We present a physics-inspired method for inferring dynamic rankings in directed temporal networks - networks in which each directed and timestamped edge reflects the outcome and timing of a pairwise interaction. The inferred ranking of each node is real-valued and varies in time as each new edge, encoding an outcome like a win or loss, raises or lowers the node's estimated strength or prestige, as is often observed in real scenarios including sequences of games, tournaments, or interactions in animal hierarchies. Our method works by solving a linear system of equations and requires only one parameter to be tuned. As a result, the corresponding algorithm is scalable and efficient. We test our method by evaluating its ability to predict interactions (edges' existence) and their outcomes (edges' directions) in a variety of applications, including both synthetic and real data. Our analysis shows that in many cases our method's performance is better than existing methods for predicting dynamic rankings and interaction outcomes.

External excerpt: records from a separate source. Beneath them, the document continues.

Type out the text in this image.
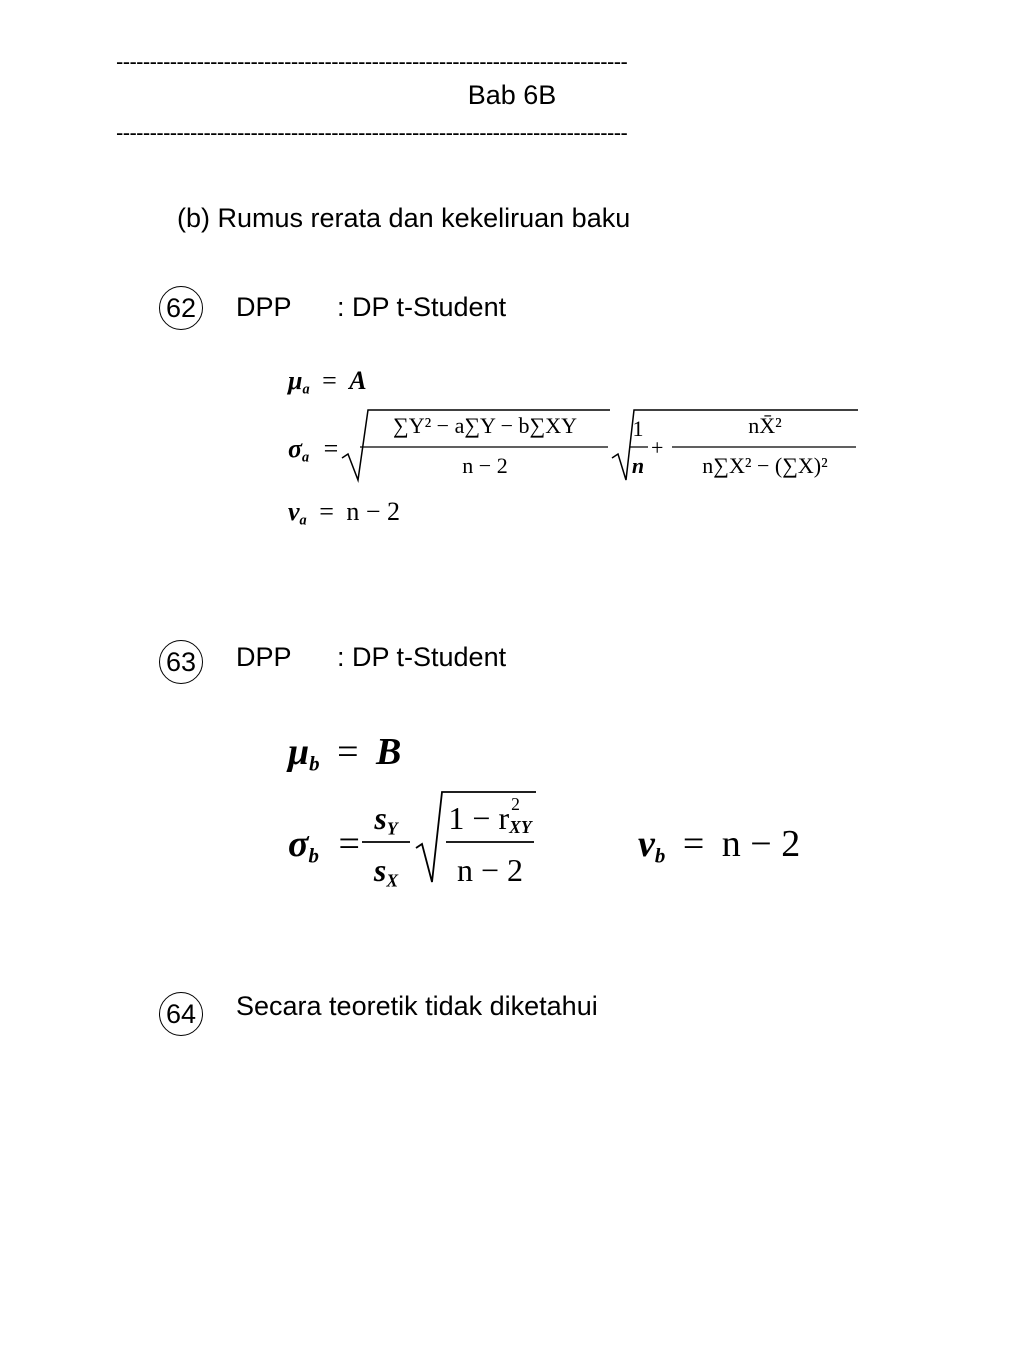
----------------------------------------------------------------------------
Bab 6B
----------------------------------------------------------------------------
(b) Rumus rerata dan kekeliruan baku
62 DPP : DP t-Student
$\mu_a = A$
$\sigma_a$ =
∑Y² − a∑Y − b∑XY
n − 2
1
n
+
nX̄²
n∑X² − (∑X)²
$\nu_a = n - 2$
63 DPP : DP t-Student
$\mu_b = B$
$\sigma_b$ =
$s_Y$
$s_X$
1 − r 2
XY
n − 2
$\nu_b = n - 2$
64 Secara teoretik tidak diketahui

翻译：我们提出了一种受物理学启发的方法，用于推断有向时序网络——即每条带时间戳的有向边反映成对交互结果与时间的网络——中的动态排序。每个节点的推断排序值为实数，并随时间动态变化：每当出现一条编码胜负等结果的新边时，节点估计强度或声望值会相应升降。这一现象常见于实际场景，包括比赛序列、锦标赛或动物社会等级中的交互。该方法通过求解线性方程组实现，且仅需调节一个参数。因此，对应算法具有良好的可扩展性和高效性。我们通过预测交互（边的存在性）及其结果（边的方向性）的能力来评估该方法，测试涉及合成数据与真实数据等多种应用场景。分析表明，在多种情况下，该方法在动态排序和交互结果预测方面的性能均优于现有方法。